We’re putting up loose hay in the 1940s and 1950s on the Scheckel farm outside Seneca in the middle of Crawford County, Wisconsin. When Dad deemed the load was full, the hay loader was unhooked from the hay wagon, and off to the big barn we would go. The load of hay was backed into the barn and the task of unloading began.
Most farmers who put up loose hay (not baled) had a mechanical hay carrier to lift the loose hay from the wagon and deliver it into the barn’s haymow. A trolley ran on a track that was fastened to the very apex of the inside of the building, just under the highest part of the roof. This track and trolley ran the length of the haymow.
The trolley would be positioned over the hay load. A trip mechanism bolted on the track above the load, would release a double harpoon hayfork, and hayfork would be lowered by pulley and rope, onto the load of hay. The tines of the hayfork were about 30 inches long and spaced about 20 inches apart. Each tine had a little built in sliding bar to operate a “gripper” at the end of each tine. lever or finger that opened and closed. When this mechanism was set, the hay was kept in place and could be released by a trip rope. Dad would push the harpoon fork into the load of hay. Then he would pull up on the tine trip arm to set the grippers, one at a time.
The hay rope was a one-inch diameter manila rope 150 feet long that ran along the track, through a series of heavy pulleys: one at the end of the barn, one on the cell near the corner of the barn, and one base of the barn anchored by a push. The rope was attached to a single tree pulled by one horse. Dolly was the chosen horse. She was gentle, slow but strong, and glistened black when she sweated.

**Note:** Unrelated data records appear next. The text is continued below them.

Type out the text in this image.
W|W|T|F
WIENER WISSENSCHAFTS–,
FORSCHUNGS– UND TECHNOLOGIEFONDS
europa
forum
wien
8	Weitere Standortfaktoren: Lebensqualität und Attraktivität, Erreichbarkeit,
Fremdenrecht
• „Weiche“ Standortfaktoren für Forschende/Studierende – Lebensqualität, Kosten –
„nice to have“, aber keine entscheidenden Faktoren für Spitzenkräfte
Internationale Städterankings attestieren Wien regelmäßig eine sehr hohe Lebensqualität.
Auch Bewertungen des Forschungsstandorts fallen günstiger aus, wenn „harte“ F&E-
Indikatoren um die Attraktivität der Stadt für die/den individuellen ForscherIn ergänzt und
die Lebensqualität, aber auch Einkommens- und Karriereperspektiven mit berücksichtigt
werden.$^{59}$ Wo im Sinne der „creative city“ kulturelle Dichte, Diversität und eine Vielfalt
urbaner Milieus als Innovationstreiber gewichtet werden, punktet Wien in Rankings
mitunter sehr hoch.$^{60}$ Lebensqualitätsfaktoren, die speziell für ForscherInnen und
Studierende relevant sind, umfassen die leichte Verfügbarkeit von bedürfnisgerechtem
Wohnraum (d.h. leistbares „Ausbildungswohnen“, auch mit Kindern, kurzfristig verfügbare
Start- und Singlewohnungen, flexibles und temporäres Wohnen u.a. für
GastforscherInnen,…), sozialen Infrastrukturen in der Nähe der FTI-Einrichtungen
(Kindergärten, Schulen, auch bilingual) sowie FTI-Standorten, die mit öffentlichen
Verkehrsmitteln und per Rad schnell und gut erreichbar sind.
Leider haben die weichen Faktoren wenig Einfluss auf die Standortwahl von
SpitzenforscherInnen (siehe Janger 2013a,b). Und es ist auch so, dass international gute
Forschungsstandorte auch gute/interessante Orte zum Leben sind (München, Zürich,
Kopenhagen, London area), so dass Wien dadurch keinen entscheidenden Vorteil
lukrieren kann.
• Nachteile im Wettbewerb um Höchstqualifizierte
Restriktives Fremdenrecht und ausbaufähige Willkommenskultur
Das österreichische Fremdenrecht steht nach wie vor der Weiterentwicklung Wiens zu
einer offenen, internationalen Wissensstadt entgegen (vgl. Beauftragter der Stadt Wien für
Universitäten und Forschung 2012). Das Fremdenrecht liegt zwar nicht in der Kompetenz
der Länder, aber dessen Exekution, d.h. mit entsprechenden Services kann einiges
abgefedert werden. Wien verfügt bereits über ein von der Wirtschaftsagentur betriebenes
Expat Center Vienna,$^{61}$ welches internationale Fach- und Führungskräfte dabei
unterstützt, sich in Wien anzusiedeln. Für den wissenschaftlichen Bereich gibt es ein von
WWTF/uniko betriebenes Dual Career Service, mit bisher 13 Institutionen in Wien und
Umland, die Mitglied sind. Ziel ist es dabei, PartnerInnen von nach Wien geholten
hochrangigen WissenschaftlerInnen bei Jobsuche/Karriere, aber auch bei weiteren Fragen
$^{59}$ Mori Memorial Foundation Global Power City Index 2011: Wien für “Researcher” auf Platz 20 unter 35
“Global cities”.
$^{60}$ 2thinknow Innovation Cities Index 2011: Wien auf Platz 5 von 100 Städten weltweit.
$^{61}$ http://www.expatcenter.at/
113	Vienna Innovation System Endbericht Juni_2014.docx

Dad would yell out “Ok, go”. We led Dolly by a rope attached to the halter. “Gippy up” Slack was taken up and Dolly would lean into the load. The rope tightened. The pulleys strained. Straight up went the harpoon fork with its load of hay. When the hayfork reached the trolley, a locking mechanism attached the pulley carrying the hayfork and the trolley was released from its center position and free to travel down the track. The fork load of hay would be delivered to bin 1, bin 2, or bin 3 in the haymow.
Two or three of us mowed the hay. We would designate which bin to drop the hay. Dad held onto the quarter inch trip rope as it threaded through his hands, Dad would tug on the small trip rope and the load of hay fell into the correct bin with a swoosh and a breeze and hay dust. Dad would yell “Whoa”, the kid leading the horse would stop the forward movement of Dolly. Tension on the rope eased. The horse was turned around, with another kid pulled the rope back so it would be in place for the next load.
Dad pulled the trolley back to the position above the load of hay, the hayfork would lower and Dad would stick into the load, set the lever, and the process was repeated until all the hay was unloaded. I’m guessing it took about 6 lifts to unload the entire wagon.
When we were 6 or 7 years old, our job was to pull the rope back. When you reached ages 10 or 11, you could lead the horse. When 13 or 14, you were in the hay mow with a 3 tine pitch fork, throwing the hay to the side of the barn. That was the hardest job of all. It might be 70 or 80 degrees outside, but up in the hayloft, you could easily add another 20 degrees, and not exaggerate. This was hard, dirty, sweaty work.